Kazuya ignores the sweet kiss they share between smiles, his heart shrinking with every word and his mind so fogged by the information that the cloth almost falls from his hand due to the sudden shock.
“Did- Did you say…?”
Yamashita-san smiles at him knowingly.
“I know it sounds silly that I took his word so seriously, but like I said, that guy had his ways. Since he started rooming together with me I noticed there was something weird about him and he kept on proving it right until the last day I saw him,” Yamashita-san keeps on telling Kazuya, as if he is talking about a friend they have in common. Kazuya is more than sure it somehow is, and his heart is jamming uncontrollably in his chest, almost making him faint.

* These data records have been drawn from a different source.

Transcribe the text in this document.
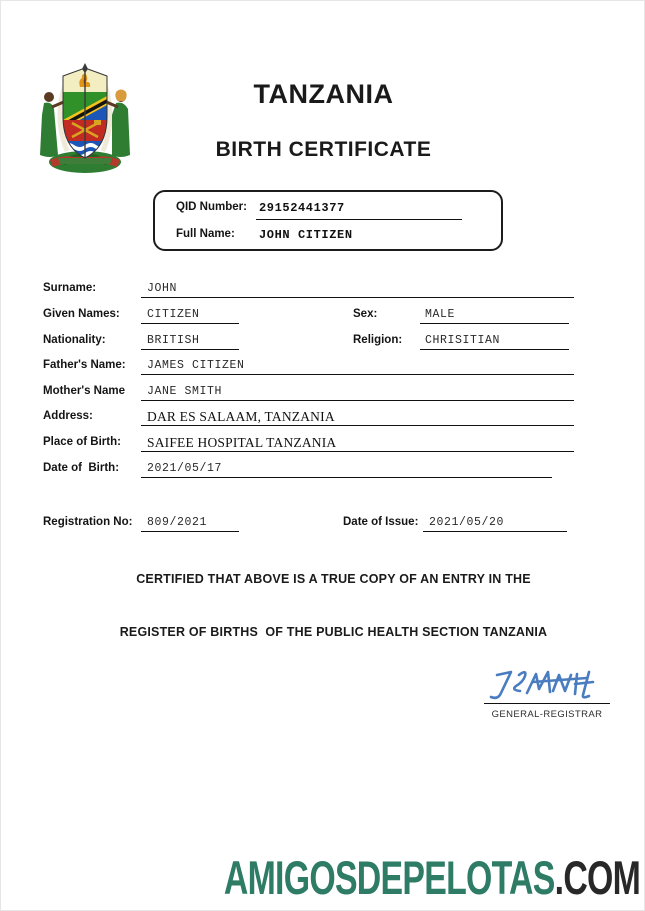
TANZANIA
BIRTH CERTIFICATE
QID Number: 29152441377
Full Name: JOHN CITIZEN
Surname:	JOHN
Given Names: CITIZEN	Sex:	MALE
Nationality:	BRITISH	Religion: CHRISITIAN
Father's Name: JAMES CITIZEN
Mother's Name JANE SMITH
Address:	DAR ES SALAAM, TANZANIA
Place of Birth: SAIFEE HOSPITAL TANZANIA
Date of  Birth: 2021/05/17
Registration No: 809/2021	Date of Issue: 2021/05/20
CERTIFIED THAT ABOVE IS A TRUE COPY OF AN ENTRY IN THE
REGISTER OF BIRTHS  OF THE PUBLIC HEALTH SECTION TANZANIA
GENERAL-REGISTRAR
AMIGOSDEPELOTAS.COM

“Are you still telling that story?” his wife teases him a bit.
“It’s the truth. When he said goodbye, he made me promise him that I’d open a coffee shop when I marry Shiori-chan, and by that time, we had barely started dating.”
“See, Kame-chan? Seems like I owe my happiness to a guy I only met a couple of times. Isn’t that unbelievable?” the woman asks with a happy smile before she detaches herself from her husband and goes to check on something in the back.

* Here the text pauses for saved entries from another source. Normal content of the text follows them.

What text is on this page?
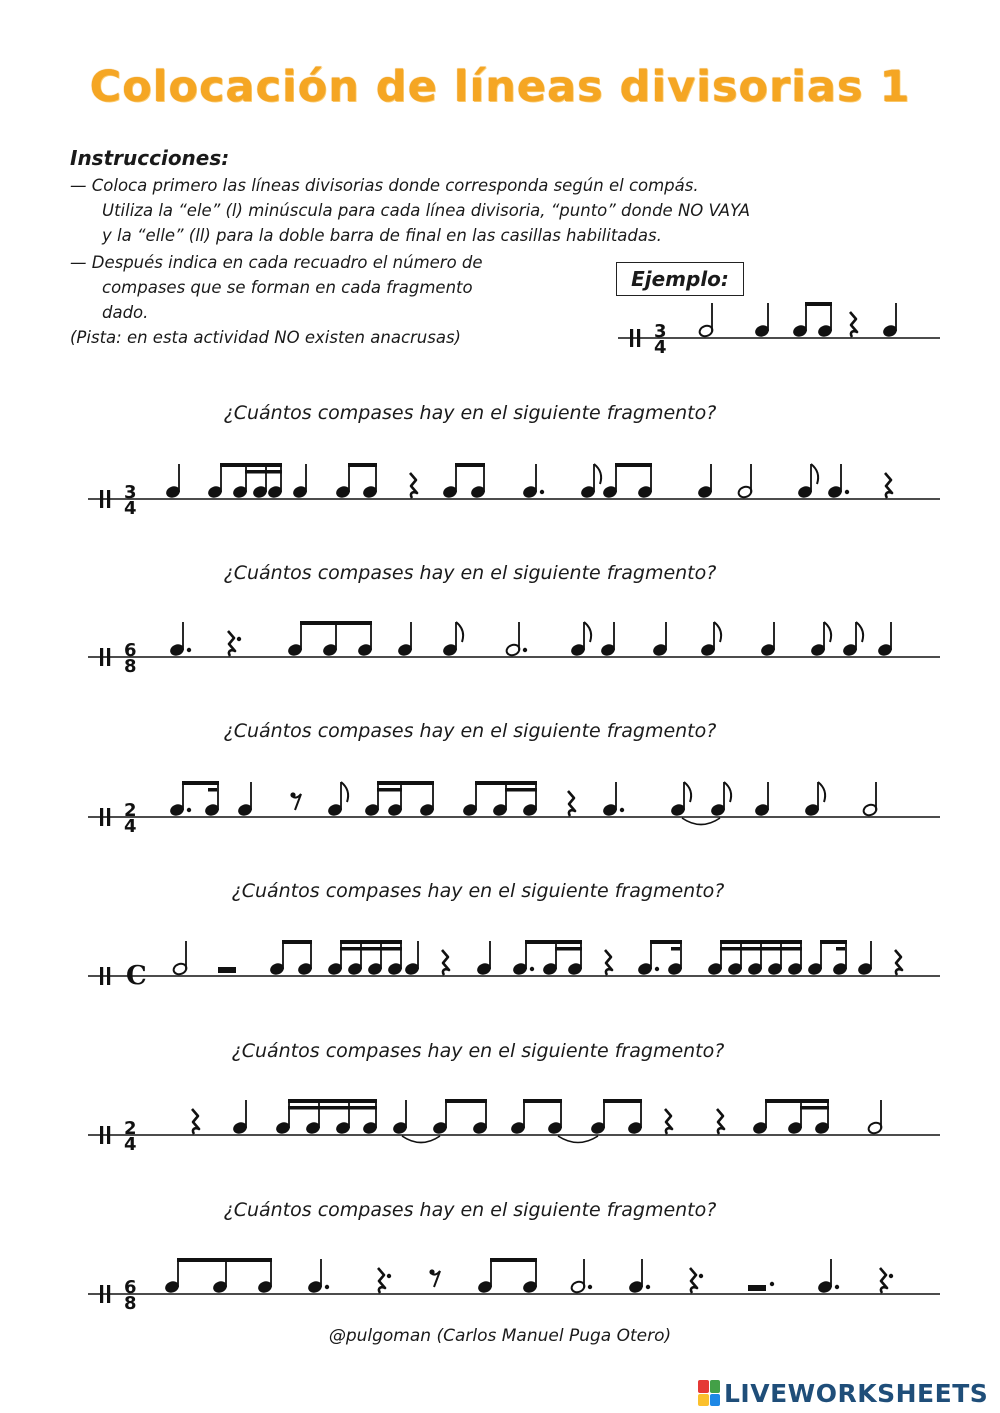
Colocación de líneas divisorias 1
Instrucciones:
— Coloca primero las líneas divisorias donde corresponda según el compás.
Utiliza la “ele” (l) minúscula para cada línea divisoria, “punto” donde NO VAYA
y la “elle” (ll) para la doble barra de final en las casillas habilitadas.
— Después indica en cada recuadro el número de
compases que se forman en cada fragmento
dado.
(Pista: en esta actividad NO existen anacrusas)
Ejemplo:
¿Cuántos compases hay en el siguiente fragmento?
¿Cuántos compases hay en el siguiente fragmento?
¿Cuántos compases hay en el siguiente fragmento?
¿Cuántos compases hay en el siguiente fragmento?
¿Cuántos compases hay en el siguiente fragmento?
¿Cuántos compases hay en el siguiente fragmento?
3
4
3
4
6
8
2
4
C
2
4
6
8
@pulgoman (Carlos Manuel Puga Otero)
LIVEWORKSHEETS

Yes, unbelievable indeed. Kame couldn’t agree more with it.
In the always magical realm of dreams, Kazuya can’t control the flow of his true feelings and they overwhelm his senses, forcing out of his lips the name he refuses to acknowledge on daylight.
He chants the said name repeatedly through the night like a desperate prayer that never gets answered. Such is the intensity of the emotions tearing him inside.
Jin… Jin… Jin…
It’s Taguchi-kun who points out there is a costumer visiting the café every day just to get a glimpse of Kazuya.
“You couldn’t possibly know that for sure,” Kazuya objects.
“Well, yesterday he came when you were running out an errand for Yamashita-kun and when I told him you might take a while to come back, he left. I mean, he just left like that, without asking anything else.”
Soon enough, though, Kazuya himself notices the costumer Taguchi has mentioned and who comes almost every day to the shop. It doesn’t matter the task Kazuya takes care of every time he visits the café, but the costumer always takes his time to chat a little bit with him about trivial stuff.
Kazuya feels flattered, but he can’t help to realize he would be more excited about it if the costumer would share the same beauty mark as his.
“You should give him a chance,” Taguchi says without a hint of teasing in his voice, without the slightest sarcasm or disgust and Kazuya, who has never questioned his sexuality, decides to follow the advice with the same practicality he resolves everything else.
If he doesn’t hurry his pace, Kazuya’s sure he’ll be late to his date with Saito-kun. Again. They have had to reschedule it a couple of times because, against all odds, Kazuya always has something to do instead and cancels.
A sudden family meeting.
Extra hours in the coffee shop.
Nakamaru needs his help and he runs to his side.
No matter what, and even when Saito-kun keeps going to the shop and they talk on daily basis, Kazuya seems to be too busy to meet the guy outside working hours. But today, he has gotten to leave a bit earlier and he hurriedly called the boy to meet up.
He isn’t really excited about this particular stage play Saito-kun has promised to take him in such a short notice or even with the prospect of meeting the guy that day, but he doesn’t want to come across as such a rude guy either.
A young guy around his age -one of those street performers ready to take all you money with their scams as soon as you blink- invites him to play a simple game with him.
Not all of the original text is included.